Она подняла на него глаза и ничего не ответила. Кобыло молча поглядел на младенца, который лежал в загодя взятой у Леоновых качалке, стянул губы в трубочку, как бы в ответ каким-то своим мыслям, и всё так же бочком, поднимая левую ногу выше обычного, поплёлся домой. Вычистив сарай от навоза, задав двум своим коровам сенца, накормив птицу и голубей, засел Кобыло за стол, разложил тетради и принялся писать о том, как у соседей появилась молодая красивая девка, а при ней был багаж, а багаж тот — ребёночек. К вечеру он явился снова к Дворянчиковым, когда Пётр Петрович, починив только что грабли и борону и предаваясь мечтам о лете, сидел на завалинке перед заходящим солнцем и слушал песню прилетевшего скворца.
— А назовите его Иваном, — сказал Кобыло мрачно и присел рядом, щурясь на солнце, обещавшее назавтра хорошую погоду. — Что ж, имя-то хорошее.
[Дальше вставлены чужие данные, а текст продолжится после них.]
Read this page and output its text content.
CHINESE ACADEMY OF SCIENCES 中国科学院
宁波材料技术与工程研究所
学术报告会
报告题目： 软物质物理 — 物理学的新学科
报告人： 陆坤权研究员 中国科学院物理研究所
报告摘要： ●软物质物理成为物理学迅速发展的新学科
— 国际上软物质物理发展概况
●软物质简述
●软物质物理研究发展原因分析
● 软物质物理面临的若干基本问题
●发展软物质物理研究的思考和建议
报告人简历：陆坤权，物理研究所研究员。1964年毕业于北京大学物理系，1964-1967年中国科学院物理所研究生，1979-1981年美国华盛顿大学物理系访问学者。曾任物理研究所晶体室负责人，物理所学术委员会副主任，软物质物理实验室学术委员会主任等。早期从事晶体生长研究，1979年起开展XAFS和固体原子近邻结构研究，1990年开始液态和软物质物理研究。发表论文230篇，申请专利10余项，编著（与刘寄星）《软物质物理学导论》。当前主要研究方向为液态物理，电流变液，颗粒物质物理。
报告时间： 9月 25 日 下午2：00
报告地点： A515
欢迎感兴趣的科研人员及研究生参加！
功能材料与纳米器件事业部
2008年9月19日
— Имя хорошее, — согласился Пётр Петрович и осторожно придвинулся к нему. — Только у дворян-то не шибко пользуется уважением.
— А она дворянка разве?
— А то.
После разговора Кобыло спешно направился домой, чтобы отразить в своём опусе потрясающую новость, — как приехала к соседу молодая прелестная дворяночка, а с нею ребёночек, которого звали все Иваном.
Надвигались, напоминая весенним своим дыханием, тёплые денёчки, а с ними и посевная. Пётр Дворянчиков с утра принимался за огород, выстраивая длинные ряды перекопанной черноземной земли, — от далёкого конца огорода, оцепленного провалившимся плетнём, до палисадничка, выходившего торцом на широкую улицу Кутузовки, уже зазеленевшую проклюнувшейся травой-муравой, поблескивающую на солнце островками гусей, уток, кудахтающих вовсю и безо всякого удержу кур. Дарья, часто пробегавшая к казённому колодцу за хрустальной, как говорили в селе, водицею, удивлялась обилию животин на улице. Ей всегда казалось, что, наезжая в Ахтырку с матерью, она чего-чего, а уж жизнь деревни знала хорошо, но никогда не видела на улице такого количества птиц, коз, овец, индюков и другой живности. С раннего утра с дальнего луга доносились голоса угнанного стада, лошадиное ржание, раздававшееся с полей, куда уже вышли на сев мужики, — всё это радовало сердце, ибо предвещало, судя по всему, отличный урожай. Шелковистое небо порхающим ситцем провисало над селом, лаская поднимающиеся кверху загорелые лица баб да детишек. Мелкие облачка медленно двигались невидимым своим шажком к горизонту с таким расчётом, чтобы к вечеру опуститься в нежные лучи солнца.